Kafka’s stories would somehow lead to the spots where he had stashed a knapsack filled with sandwiches.
In 1931, Herz-Sommer met a musician named Leopold Sommer. Two weeks later, they married. Their son, Stephan, was born in 1937, two years before Germany invaded Czechoslovakia.
Restrictions on Jews increased and, in 1943, the small family was packed off to Theresienstadt.
The night before, her Czech friends dropped by to sort through the family’s possessions as if they had already gone. One neighbor, a member of the Nazi Party, brought biscuits and thanked her for her years of playing.
“The Nazi was the most human of all,” she said in a 2006 interview with Britain’s Guardian newspaper.
Leopold Sommer was sent from Theresienstadt to Auschwitz and then Dachau, where he died of typhus.

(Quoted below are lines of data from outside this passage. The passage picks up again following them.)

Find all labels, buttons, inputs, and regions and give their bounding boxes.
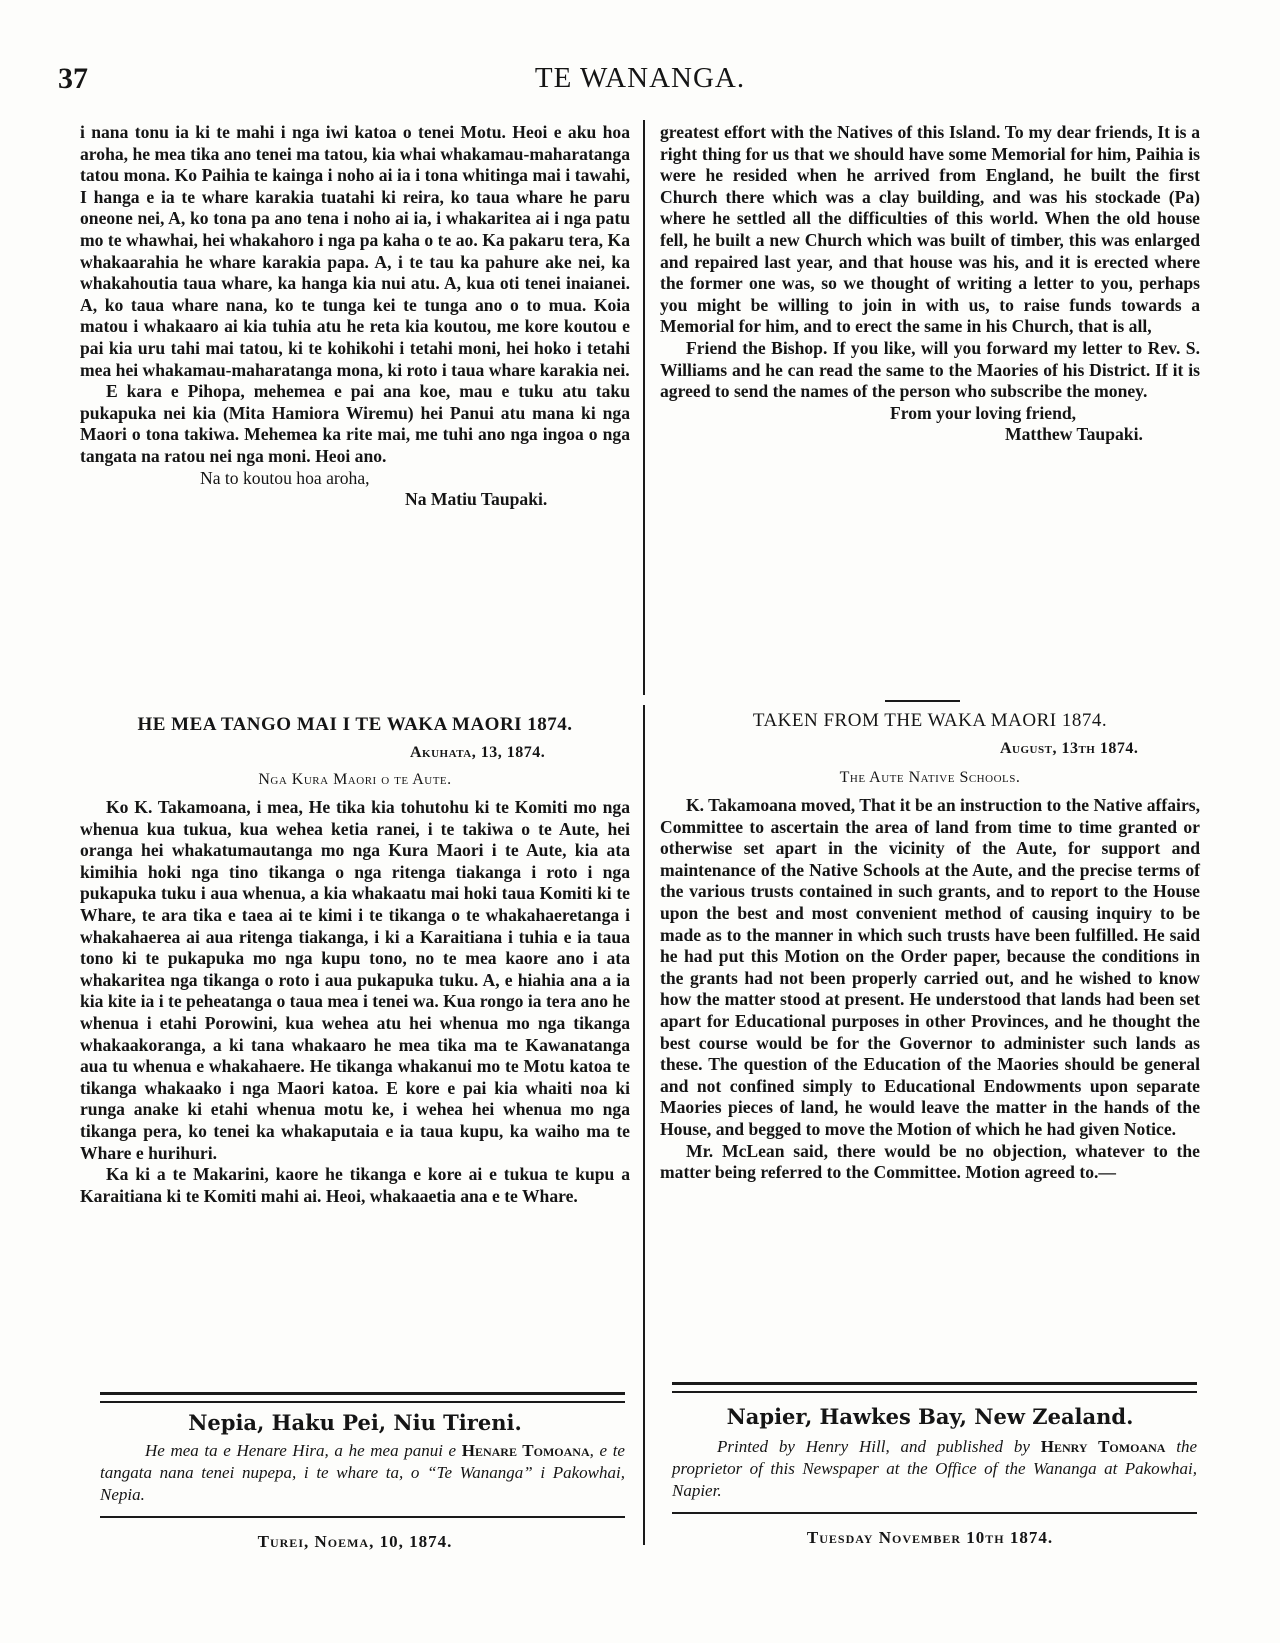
letter-closing: Na to koutou hoa aroha, bbox=[200, 467, 370, 488]
english-letter bbox=[660, 122, 1200, 446]
issue-date: Tuesday November 10th 1874. bbox=[806, 1528, 1054, 1547]
letter-signature: Matthew Taupaki. bbox=[1005, 424, 1143, 445]
footer-rule bbox=[100, 1401, 625, 1403]
letter-signature: Na Matiu Taupaki. bbox=[405, 489, 548, 510]
newspaper-title: TE WANANGA. bbox=[534, 62, 746, 94]
maori-letter bbox=[80, 122, 630, 511]
page-number: 37 bbox=[58, 62, 88, 95]
article-paragraph: Ko K. Takamoana, i mea, He tika kia tohutohu ki te Komiti mo nga whenua kua tukua, kua wehea ketia ranei, i te takiwa o te Aute, hei oranga hei whakatumautanga mo nga Kura Maori i te Aute, kia ata kimihia hoki nga tino tikanga o nga ritenga tiakanga i roto i nga pukapuka tuku i aua whenua, a kia whakaatu mai hoki taua Komiti ki te Whare, te ara tika e taea ai te kimi i te tikanga o te whakahaeretanga i whakahaerea ai aua ritenga tiakanga, i ki a Karaitiana i tuhia e ia taua tono ki te pukapuka mo nga kupu tono, no te mea kaore ano i ata whakaritea nga tikanga o roto i aua pukapuka tuku. A, e hiahia ana a ia kia kite ia i te peheatanga o taua mea i tenei wa. Kua rongo ia tera ano he whenua i etahi Porowini, kua wehea atu hei whenua mo nga tikanga whakaakoranga, a ki tana whakaaro he mea tika ma te Kawanatanga aua tu whenua e whakahaere. He tikanga whakanui mo te Motu katoa te tikanga whakaako i nga Maori katoa. E kore e pai kia whaiti noa ki runga anake ki etahi whenua motu ke, i wehea hei whenua mo nga tikanga pera, ko tenei ka whakaputaia e ia taua kupu, ka waiho ma te Whare e hurihuri. bbox=[80, 797, 630, 1163]
imprint-text bbox=[100, 1440, 625, 1506]
maori-section-date: Akuhata, 13, 1874. bbox=[410, 744, 546, 761]
letter-paragraph: E kara e Pihopa, mehemea e pai ana koe, mau e tuku atu taku pukapuka nei kia (Mita Hamiora Wiremu) hei Panui atu mana ki nga Maori o tona takiwa. Mehemea ka rite mai, me tuhi ano nga ingoa o nga tangata na ratou nei nga moni. Heoi ano. bbox=[80, 381, 630, 466]
footer-rule bbox=[672, 1382, 1197, 1385]
maori-section-subheading: Nga Kura Maori o te Aute. bbox=[258, 771, 452, 788]
maori-section-body bbox=[80, 797, 630, 1207]
letter-paragraph: greatest effort with the Natives of this Island. To my dear friends, It is a right thing for us that we should have some Memorial for him, Paihia is were he resided when he arrived from England, he built the first Church there which was a clay building, and was his stockade (Pa) where he settled all the difficulties of this world. When the old house fell, he built a new Church which was built of timber, this was enlarged and repaired last year, and that house was his, and it is erected where the former one was, so we thought of writing a letter to you, perhaps you might be willing to join in with us, to raise funds towards a Memorial for him, and to erect the same in his Church, that is all, bbox=[660, 122, 1200, 337]
article-paragraph: K. Takamoana moved, That it be an instruction to the Native affairs, Committee to ascertain the area of land from time to time granted or otherwise set apart in the vicinity of the Aute, for support and maintenance of the Native Schools at the Aute, and the precise terms of the various trusts contained in such grants, and to report to the House upon the best and most convenient method of causing inquiry to be made as to the manner in which such trusts have been fulfilled. He said he had put this Motion on the Order paper, because the conditions in the grants had not been properly carried out, and he wished to know how the matter stood at present. He understood that lands had been set apart for Educational purposes in other Provinces, and he thought the best course would be for the Governor to administer such lands as these. The question of the Education of the Maories should be general and not confined simply to Educational Endowments upon separate Maories pieces of land, he would leave the matter in the hands of the House, and begged to move the Motion of which he had given Notice. bbox=[660, 795, 1200, 1139]
maori-section-heading: HE MEA TANGO MAI I TE WAKA MAORI 1874. bbox=[137, 714, 573, 735]
english-section-subheading: The Aute Native Schools. bbox=[839, 769, 1021, 786]
column-divider-bottom bbox=[643, 705, 645, 1545]
issue-date: Turei, Noema, 10, 1874. bbox=[257, 1532, 453, 1551]
footer-rule bbox=[100, 1392, 625, 1395]
english-section-heading: TAKEN FROM THE WAKA MAORI 1874. bbox=[752, 710, 1108, 731]
footer-rule bbox=[672, 1391, 1197, 1393]
column-divider-top bbox=[643, 120, 645, 695]
english-section-date: August, 13th 1874. bbox=[1000, 740, 1139, 757]
imprint-publisher: Henry Tomoana bbox=[1040, 1437, 1166, 1456]
imprint-place: Nepia, Haku Pei, Niu Tireni. bbox=[188, 1410, 522, 1435]
footer-rule bbox=[672, 1512, 1197, 1514]
imprint-text-a: He mea ta e Henare Hira, a he mea panui e bbox=[145, 1441, 457, 1460]
article-paragraph: Mr. McLean said, there would be no objection, whatever to the matter being referred to the Committee. Motion agreed to.— bbox=[660, 1140, 1200, 1183]
section-rule bbox=[885, 700, 960, 702]
imprint-text-a: Printed by Henry Hill, and published by bbox=[717, 1437, 1030, 1456]
letter-paragraph: Friend the Bishop. If you like, will you forward my letter to Rev. S. Williams and he can read the same to the Maories of his District. If it is agreed to send the names of the person who subscribe the money. bbox=[660, 337, 1200, 402]
article-paragraph: Ka ki a te Makarini, kaore he tikanga e kore ai e tukua te kupu a Karaitiana ki te Komiti mahi ai. Heoi, whakaaetia ana e te Whare. bbox=[80, 1164, 630, 1206]
imprint-text-b: the proprietor of this Newspaper at the Office of the Wananga at Pakowhai, Napier. bbox=[672, 1437, 1198, 1500]
english-section-body bbox=[660, 795, 1200, 1184]
footer-rule bbox=[100, 1516, 625, 1518]
imprint-text bbox=[672, 1436, 1197, 1502]
imprint-text-b: , e te tangata nana tenei nupepa, i te whare ta, o “Te Wananga” i Pakowhai, Nepia. bbox=[100, 1441, 625, 1504]
letter-closing: From your loving friend, bbox=[890, 402, 1077, 423]
letter-paragraph: i nana tonu ia ki te mahi i nga iwi katoa o tenei Motu. Heoi e aku hoa aroha, he mea tika ano tenei ma tatou, kia whai whakamau-maharatanga tatou mona. Ko Paihia te kainga i noho ai ia i tona whitinga mai i tawahi, I hanga e ia te whare karakia tuatahi ki reira, ko taua whare he paru oneone nei, A, ko tona pa ano tena i noho ai ia, i whakaritea ai i nga patu mo te whawhai, hei whakahoro i nga pa kaha o te ao. Ka pakaru tera, Ka whakaarahia he whare karakia papa. A, i te tau ka pahure ake nei, ka whakahoutia taua whare, ka hanga kia nui atu. A, kua oti tenei inaianei. A, ko taua whare nana, ko te tunga kei te tunga ano o to mua. Koia matou i whakaaro ai kia tuhia atu he reta kia koutou, me kore koutou e pai kia uru tahi mai tatou, ki te kohikohi i tetahi moni, hei hoko i tetahi mea hei whakamau-maharatanga mona, ki roto i taua whare karakia nei. bbox=[80, 122, 630, 380]
imprint-place: Napier, Hawkes Bay, New Zealand. bbox=[726, 1404, 1134, 1429]
imprint-publisher: Henare Tomoana bbox=[461, 1441, 590, 1460]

Herz-Sommer immigrated to Israel after the war, joining her twin sister, Mizzi, in 1949. She taught at the Jerusalem Conservatory and seldom mentioned the Holocaust.
She also became friendly with former Prime Minister Golda Meir, with whom she peeled potatoes for a goulash.
“She always did what had to be done,” Stoessinger said.
Herz-Sommer moved to London in 1986 to join her son, who had changed his name to Raphael and become a cellist.
When Raphael died in 1998, his mother collapsed and, for a time, stopped playing.
“Her neighbors thought it would be the end for her,” Stoessinger said. “But then they heard her playing one day, and it was fine: Alice was back!”
She stayed in her apartment until two days before her death, seeing — and occasionally flirting — with journalists and well-wishers.
“It just seemed she was almost immortal,” Stoessinger said. “Her death was a shock.”
Herz-Sommer’s survivors include two grandsons.